1901 Troy Common Council

The following article appeared in the November 7, 2000 Troy Record "Turn of the Century" feature and was submitted by Pam Trudeau.

Wednesday, November 7 1900. With most of the dust settled after yesterday's voting, some questions remain undecided. One question that will linger for some months ahead is the matter of who exactly will control Troy's Common Council.

IN TROY, Republicans will have a narrow majority in the Common Council thanks to a strong GOP turnout in the new wards created by the annexation of Lansingburgh. In effect, however, the council will be divided into at least three factions: straight Republicans who follow former Governor Frank S. Black; straight Democrats loyal to former U. S. Senator Edward Murphy, jr.; and a coalition of dissident Republicans and Progressive Democrats led by Mayor Daniel E. Conway.

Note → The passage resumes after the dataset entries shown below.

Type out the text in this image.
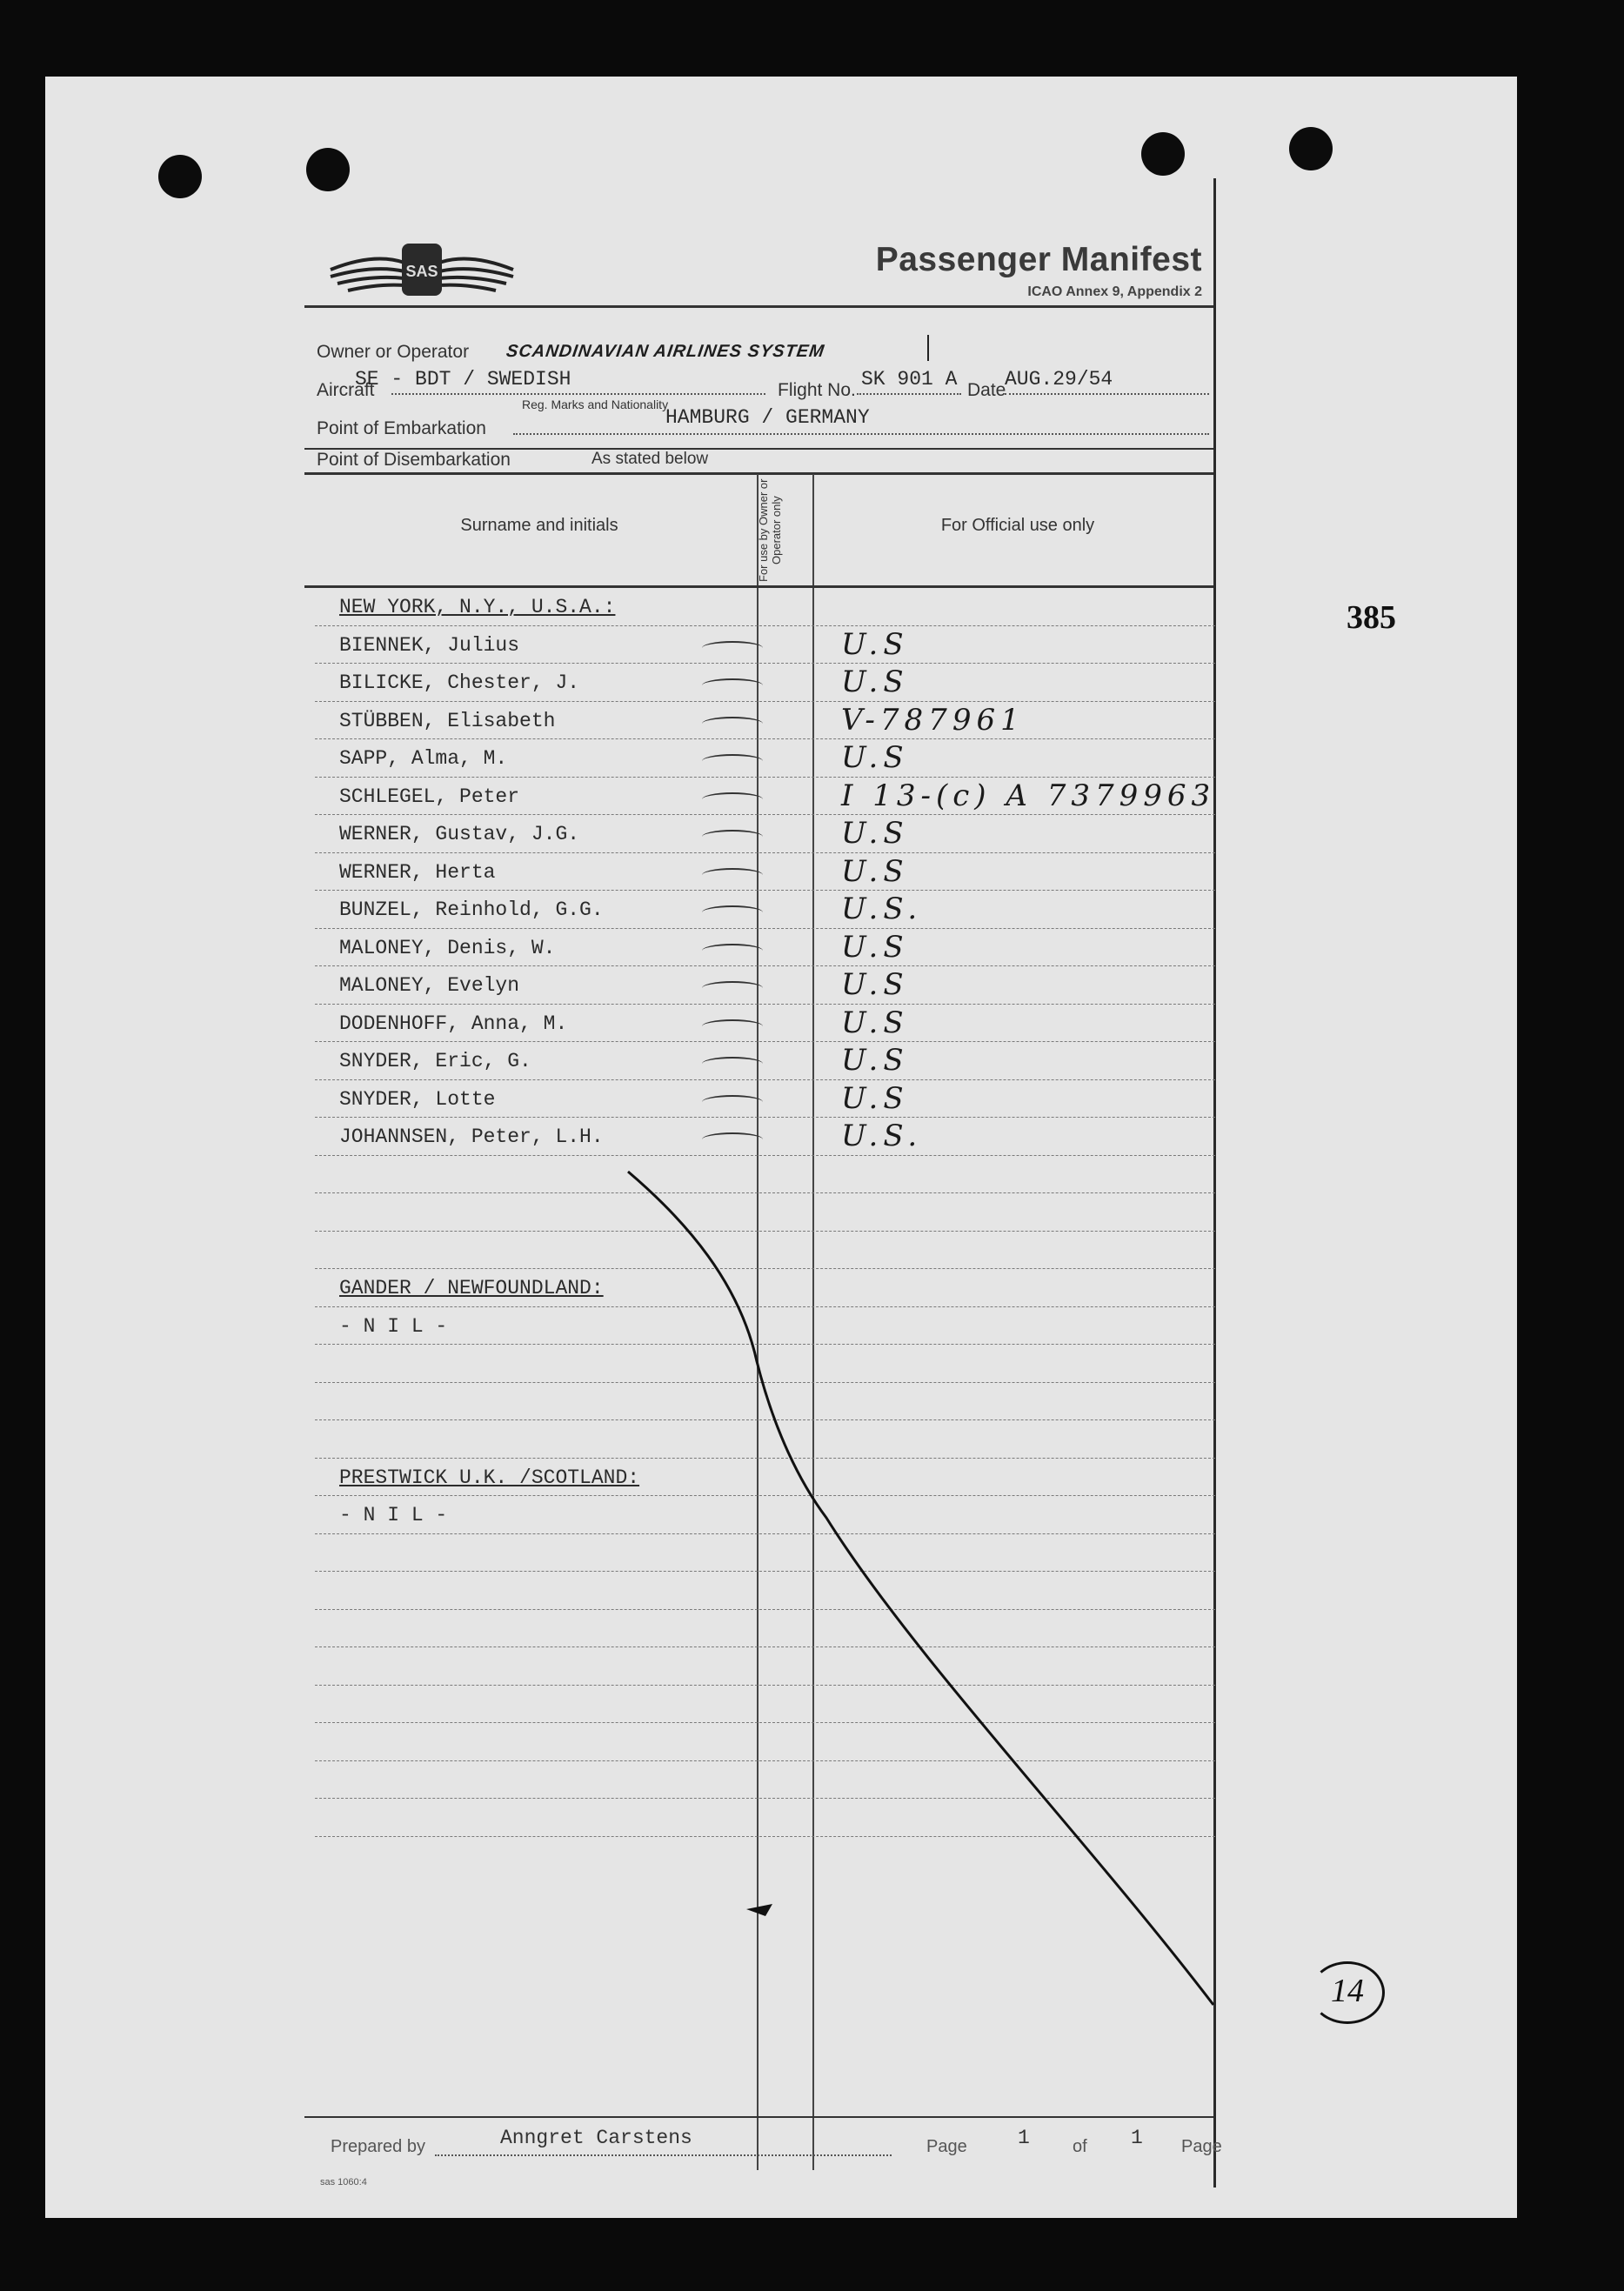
385
14
SAS	Passenger Manifest
ICAO Annex 9, Appendix 2
Owner or Operator SCANDINAVIAN AIRLINES SYSTEM
Aircraft
SE - BDT / SWEDISH
Reg. Marks and Nationality
Flight No. SK 901 A Date
AUG.29/54
Point of Embarkation	HAMBURG / GERMANY
Point of Disembarkation	As stated below
Surname and initials	For use by Owner or Operator only	For Official use only
NEW YORK, N.Y., U.S.A.:
BIENNEK, Julius	U.S
BILICKE, Chester, J.	U.S
STÜBBEN, Elisabeth	V-787961
SAPP, Alma, M.	U.S
SCHLEGEL, Peter	I 13-(c) A 7379963
WERNER, Gustav, J.G.	U.S
WERNER, Herta	U.S
BUNZEL, Reinhold, G.G.	U.S.
MALONEY, Denis, W.	U.S
MALONEY, Evelyn	U.S
DODENHOFF, Anna, M.	U.S
SNYDER, Eric, G.	U.S
SNYDER, Lotte	U.S
JOHANNSEN, Peter, L.H.	U.S.
GANDER / NEWFOUNDLAND:
- N I L -
PRESTWICK U.K. /SCOTLAND:
- N I L -
Prepared by	Anngret Carstens	Page	1 of 1 Page
sas 1060:4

The 1901 Common Council consists of cafe owner William Closson (R-at large); Troy Gas Company executive John F. Cahill (D-1W); George H. Atkins (R-2W); postal telegraph manager Marshall L. Barnes (R-3W); merchant carpenter George Spence, jr. (R-4W); salesman David L. Beattie (R-5W); meterman Patrick E. Purcell (D-6W); stove merchant Frank E. O'Brien (D-7W); road builder William E. Burke (D-8W); brewer Joseph F. Hogan (D-9W); Matthias A. Larkin (D-10W); saloon keeper John J. Casey (D-11W); meterman Dennis M. Tracey (D-12W); building mover William J. Breckenridge (R-13W); grocer George W. Fradenburgh (R-14W); piano mover Levi H. Gray (R-15W); paint dealer Charles H. Dauchy (R-16W); and printer George E. McMurry (R-17W).